What this topic is asking

The College Board (Topic 1.8) wants you to find the real zeros (the $x$-intercepts) of a rational function $f(x) = \frac{p(x)}{q(x)}$. A fraction is zero exactly when its numerator is zero, so the zeros come from $p(x) = 0$, but you must exclude any value that also makes the denominator $q(x)$ zero, because the function is undefined there.

A fraction is zero when its top is zero

This single rule does all the work: solve $p(x) = 0$, then check each solution against $q(x)$.

Excluding the denominator's zeros

A value that makes the denominator zero is never in the domain, so it can never be a zero of the function. If such a value also makes the numerator zero, the shared factor cancels (after which the point becomes a hole, covered in Topic 1.10), but it still is not a zero of $f$. If only the denominator is zero there, the value is a vertical asymptote (Topic 1.9). Either way, you remove it from your zero list.

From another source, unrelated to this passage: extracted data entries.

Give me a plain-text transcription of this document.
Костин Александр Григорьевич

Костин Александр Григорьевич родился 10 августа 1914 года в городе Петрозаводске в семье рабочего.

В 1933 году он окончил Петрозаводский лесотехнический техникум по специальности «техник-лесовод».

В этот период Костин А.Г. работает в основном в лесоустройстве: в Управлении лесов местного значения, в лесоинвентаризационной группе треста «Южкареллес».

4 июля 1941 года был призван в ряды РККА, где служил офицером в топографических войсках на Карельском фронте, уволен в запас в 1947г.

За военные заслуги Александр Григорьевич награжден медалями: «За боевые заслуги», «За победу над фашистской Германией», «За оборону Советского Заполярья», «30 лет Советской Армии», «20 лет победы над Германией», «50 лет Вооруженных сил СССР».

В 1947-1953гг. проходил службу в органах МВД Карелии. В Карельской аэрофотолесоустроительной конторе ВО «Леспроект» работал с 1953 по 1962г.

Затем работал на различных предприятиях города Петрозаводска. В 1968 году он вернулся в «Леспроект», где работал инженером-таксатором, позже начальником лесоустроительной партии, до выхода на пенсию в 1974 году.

Multiplicity and crossing behavior

The numerator's factors carry multiplicity just like a polynomial's. After cancelling any factors shared with the denominator, look at the multiplicity of each remaining numerator factor: odd multiplicity makes the graph cross the $x$-axis at that intercept, even multiplicity makes it touch and bounce.

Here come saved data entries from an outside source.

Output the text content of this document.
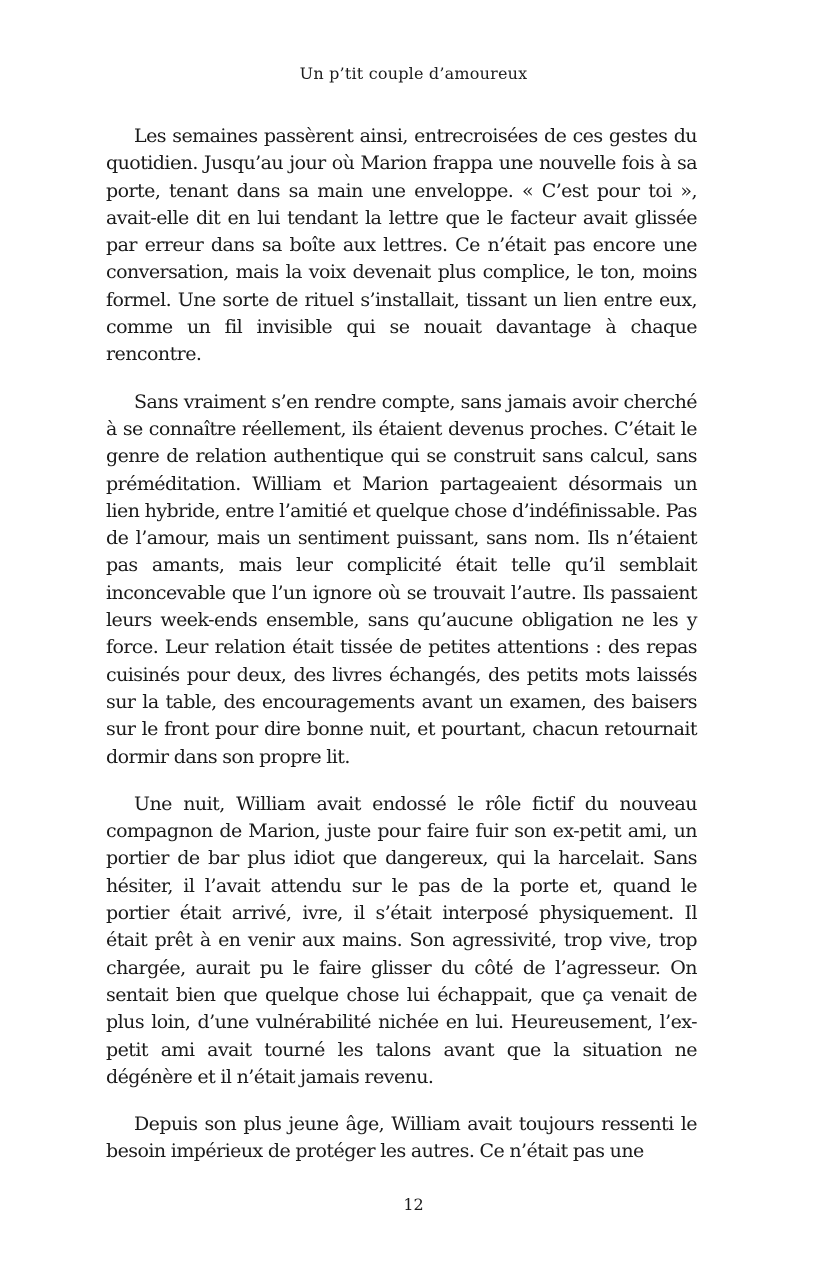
Un p’tit couple d’amoureux

Les semaines passèrent ainsi, entrecroisées de ces gestes du quotidien. Jusqu’au jour où Marion frappa une nouvelle fois à sa porte, tenant dans sa main une enveloppe. « C’est pour toi », avait-elle dit en lui tendant la lettre que le facteur avait glissée par erreur dans sa boîte aux lettres. Ce n’était pas encore une conversation, mais la voix devenait plus complice, le ton, moins formel. Une sorte de rituel s’installait, tissant un lien entre eux, comme un fil invisible qui se nouait davantage à chaque rencontre.

Sans vraiment s’en rendre compte, sans jamais avoir cherché à se connaître réellement, ils étaient devenus proches. C’était le genre de relation authentique qui se construit sans calcul, sans préméditation. William et Marion partageaient désormais un lien hybride, entre l’amitié et quelque chose d’indéfinissable. Pas de l’amour, mais un sentiment puissant, sans nom. Ils n’étaient pas amants, mais leur complicité était telle qu’il semblait inconcevable que l’un ignore où se trouvait l’autre. Ils passaient leurs week-ends ensemble, sans qu’aucune obligation ne les y force. Leur relation était tissée de petites attentions : des repas cuisinés pour deux, des livres échangés, des petits mots laissés sur la table, des encouragements avant un examen, des baisers sur le front pour dire bonne nuit, et pourtant, chacun retournait dormir dans son propre lit.

Une nuit, William avait endossé le rôle fictif du nouveau compagnon de Marion, juste pour faire fuir son ex-petit ami, un portier de bar plus idiot que dangereux, qui la harcelait. Sans hésiter, il l’avait attendu sur le pas de la porte et, quand le portier était arrivé, ivre, il s’était interposé physiquement. Il était prêt à en venir aux mains. Son agressivité, trop vive, trop chargée, aurait pu le faire glisser du côté de l’agresseur. On sentait bien que quelque chose lui échappait, que ça venait de plus loin, d’une vulnérabilité nichée en lui. Heureusement, l’ex-petit ami avait tourné les talons avant que la situation ne dégénère et il n’était jamais revenu.

Depuis son plus jeune âge, William avait toujours ressenti le besoin impérieux de protéger les autres. Ce n’était pas une

12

Reading zeros with the rest of the graph

Zeros are one of several features the exam asks you to assemble: zeros (this topic), vertical asymptotes (1.9), holes (1.10) and end behavior (1.7). A clean strategy is to factor numerator and denominator fully first, cancel any shared factors and note the holes they create, then read the remaining numerator factors as zeros and the remaining denominator factors as vertical asymptotes. Doing the factoring once and reading off all the features keeps you from mistaking an excluded value for a zero.

The point that trips students is the difference between "the numerator is zero" and "the function is zero". The numerator being zero is necessary but not sufficient; the denominator must also be nonzero there. Treating the domain restriction as a filter applied after solving the numerator, rather than forgetting it, is the discipline that separates a correct zero list from an incorrect one, and the exam deliberately includes a shared factor to test exactly this.

Try this

Q1. Find the zeros of $f(x) = \frac{x - 7}{x^2 + 4}$. [1 point]

• Cue. Numerator zero at $x = 7$; denominator $x^2 + 4$ is never zero for real $x$, so $x = 7$ is the only zero.

Q2. Does $f(x) = \frac{(x - 1)^2}{x + 2}$ cross or touch the $x$-axis at $x = 1$? [1 point]

• Cue. Multiplicity $2$ (even), so the graph touches and turns back at $x = 1$.